Features, Insight, Opinion

Automation as a once-in-a-lifetime career opportunity

Alessandro Perilli, Senior Director, Automation Strategy, Red Hat

The decade that just started might be remembered as the decade of automation. I know what you are thinking: the author works for a company that offers automation solutions so, of course, it’s the decade of automation. I promise it’s not the case, and if you set aside your skepticism for a moment, I’ll do my best to justify the statement.

Automation existed for decades, inside and outside the IT industry, but, for the most part, it has always been adopted in limited use cases, enabling pockets of enhanced productivity rather than a systematic transformation.

In the last fifteen years, something has changed. We have seen the emergence of service providers designed from the ground up to capture the economy of scale via automation. I am talking about public cloud service providers, which grew so much to be known today as  “hyperscalers”.

Never in the history of IT, an organisation or a system has shown the world the merits of automation like hyperscalers have done in these years. The confidence in the approach that these providers have inspired is spreading across every sector of the IT industry, triggering a golden age for automation.

In the consumer market, you can see companies like Apple building a brand new automation platform -Shortcuts- distributing it for free on both iOS and macOS.

In the prosumer market, you can see automation startups like Zapier reaching over 3,000 integrations with the world’s most used SaaS solutions in the world. In the enterprise market, you can see analysis firms like Gartner projecting the Robotic Process Automation (RPA) segment as a $2B total addressable market.

In the cloud market, you can see hyperscalers like Amazon, Microsoft, or Alibaba, releasing new components like event buses to enable event-based automation.

The confidence in automation has grown also outside the IT software industry, paired with AI or robotics to solve use cases that seemed impossible to solve just a decade ago. So now you have self-driving cars like Cruise that have inaugurated their first passenger pick-up just months ago. Or drones startups like Sunflower Labs that offer autonomous surveillance of warehouses and other real estate assets. Or robotic startups like Miso Robotics that ship a kitchen assistant for restaurants.

And we are just at the beginning of the decade.

Again: the world is embracing automation like never before.

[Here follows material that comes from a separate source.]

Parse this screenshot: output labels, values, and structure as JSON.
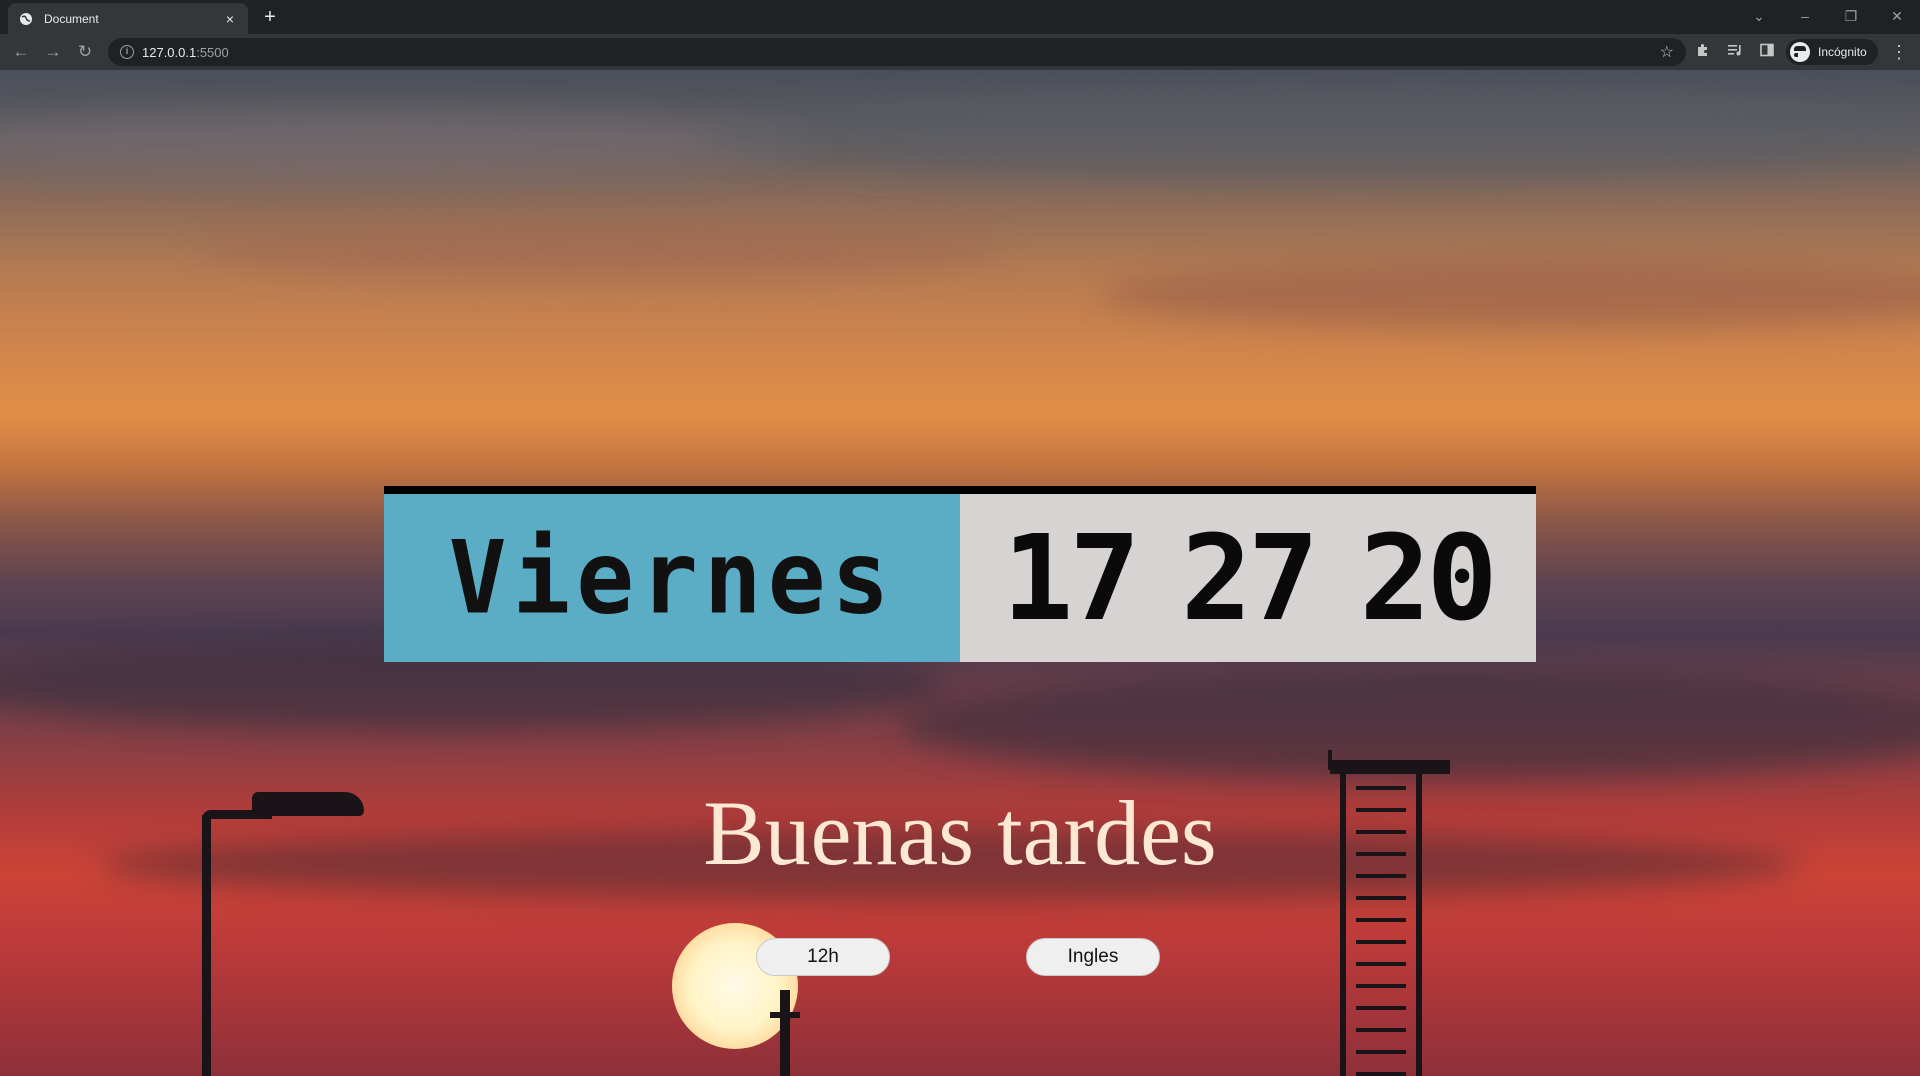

But while all of this is happening in front of our own eyes, the narrative we often read in the press is that automation will steal and is stealing jobs from humans. And, because of that, there is an untold hostility towards automation solutions in the corporate environment, so much so that automation projects are sometimes stalled or sabotaged.

The described state of things couldn’t be farther from the truth: automation is a force multiplier for humans and people have realised it long ago. Let’s keep focusing on the IT industry to explain why.

In any IT organisation you have two opposite motions. On one side, the CIO, responsible for budget management, is engaged in a never-ending battle to make the IT environment more cost effective and yet more resilient. On the other side, the CIO’s deputies, responsible for the delivery of applications to the lines of business, are busy building an IT environment that continually grows in scale, complexity, and speed of execution.

Pundits and technologists love to talk about IT infrastructure scalability challenges and solutions, but almost nobody talks about IT operational scalability. The IT organisation almost never grows to match the growth in scale, complexity, and speed of the environment it’s called to manage. How do you solve that?

Automation is the only way to multiply the governance reach of the IT organisation while increasing the cost effectiveness of the IT environment.

And now that automation is becoming the cornerstone of many IT solutions, the demand for automation skills is exploding. Let’s use Ansible as an example, one of the most popular open source automation engines in the world.

Between 2014 and 2019, the job portal Indeed published a statistic showing how the demand for Ansible skills has increased 1292%. That was more than the demand for red hot skills like artificial intelligence and machine learning.

Fast forward to today: at the time of writing this article, I’m searching for job opportunities worldwide that include Ansible as a wanted skill on the LinkedIn job portal. I got back 151,573 jobs.
In the meanwhile, Gartner has been advocating for the creation of new positions like the Automation Architect for years now.

There is an ocean of opportunities for automation experts out there that never existed before.

So, the truth is that more and more IT professionals see automation skills as a career-boosting opportunity, one that comes around rarely. They are not stalling or sabotaging automation projects. Quite the opposite, IT professionals recognise those automation projects as the modernisation and innovation pillars for their organisations. It’s easy to see that whoever leads those projects has a chance to gain unprecedented visibility and recognition.

But the biggest opportunity is beyond that. It’s not about learning how to use a specific solution. It’s about learning how to automate complex systems successfully. To people that learn how to do that, in the decade of automation, the industry is offering the opportunity to work for any company one might desire.